Indiana serial killing suspect refuses to answer judge at hearing

Vann
Vann
Vann

CROWN POINT, Indiana (AP) — A man who allegedly confessed to killing seven women in Indiana refused to even acknowledge his name to a judge Wednesday, and a sheriff explained later that the suspect was upset his hearing was in open court before dozens of journalists.

The judge asked Darren Vann, 43, of Gary, Indiana, at his initial court appearance if he understood the reason for the hearing in the strangulation death of 19-year-old Afrikka Hardy. But Vann stood unmoving and stone-faced, staring back silently at the judge.

“Mr. Vann, are you choosing not to take part in this hearing?” Magistrate Judge Kathleen Sullivan asked Vann, wearing striped jail garb and with his wrists and legs shackled and flanked by two Lake County Jail guards at the lockup in Crown Point.

Sullivan then addressed Vann’s public defender, Matthew Fech, urging him to “tell your client that he stays in jail the rest of his life until this hearing takes place.”

Vann’s public defender walked up to Vann and put his hand on his shoulder, encouraging him to speak. But he again offered no response. The judge then found him in contempt and said she would schedule another initial hearing for next week.

Before entering the courtroom, Vann had peered through a window at spectator benches, asking his guards why so many journalists were there and refusing to even enter, Lake County Sheriff John Buncich told reporters later. Vann’s lawyer finally convinced Vann to at least enter the room, he added.

Until Wednesday morning’s hearing, the sheriff said Vann’s demeanor had been “quiet, calm and collected,” which included confessing to investigators and leading police to abandoned homes where several bodies were hidden.

Vann is being held in isolation and is on 24-hour-a-day watch at the county jail, Bunich said, so it’s unclear how the contempt charge will alter his status. His silence, if it persists, could raise complicated legal questions that might severely slow the prosecution process.

At the less than 10 minute hearing, the judge also issued a gag order, meaning investigators can no longer interview Vann unless they first get his permission through his attorney, Buncich said.

Vann, a convicted sex offender, was arrested Saturday and charged with the strangulation death of Hardy, whose body was found Friday in a bathtub at a Motel 6 in Hammond, 20 miles southeast of Chicago.

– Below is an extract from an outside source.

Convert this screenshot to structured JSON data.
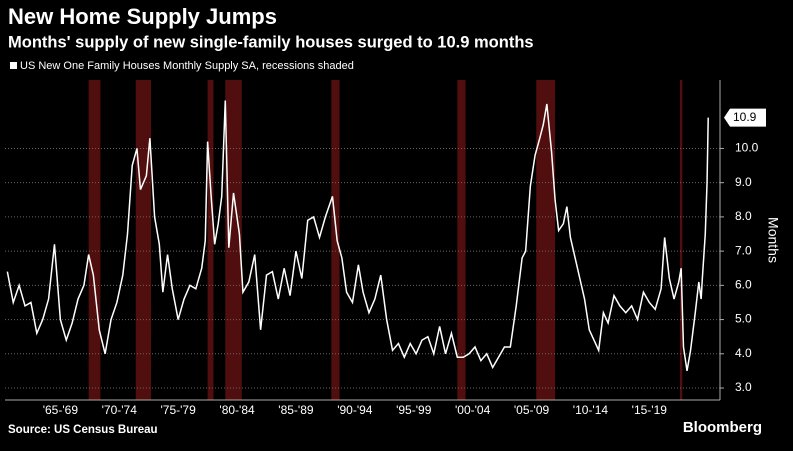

Officers found the body of 35-year-old Anith Jones, of Merrillville, Indiana, Saturday night in an abandoned home. Five more bodies were found Sunday in other homes, said Hammond Police Chief John Doughty, who identified two of the women as Gary residents Teaira Batey, 28, and Kristine Williams, 36. Police have not determined the identities of the other three women, including two whose bodies were found on the same block where Jones’ body was found Saturday.

Investigators in Indiana and Texas, where Vann also lived, have been poring over cold case files and missing person reports to determine if there are more victims. Buncich said Wednesday his staff has fielded called worried family members “from all over the Midwest” about whether their relatives could be among Vann’s victims.

Vann was convicted in 2009 of raping a woman in his Austin, Texas, apartment. He was released from prison last year and moved back to Indiana. Before that conviction, he served a year in prison in Indiana after he grabbed a Gary woman in a chokehold in 2004, doused her with gasoline and threatened to set her on fire.

In both cases, the charges against Vann were reduced in plea bargains, and Texas officials deemed him a low risk for violence. Vann registered as a sex offender in Indiana and police made a routine check in September that he lived at the address he provided.

Sherriff Buncich said he wished registered sex offenders, like Vann, could be monitored more closely than they are but that budgetary and legal constraints make that difficult.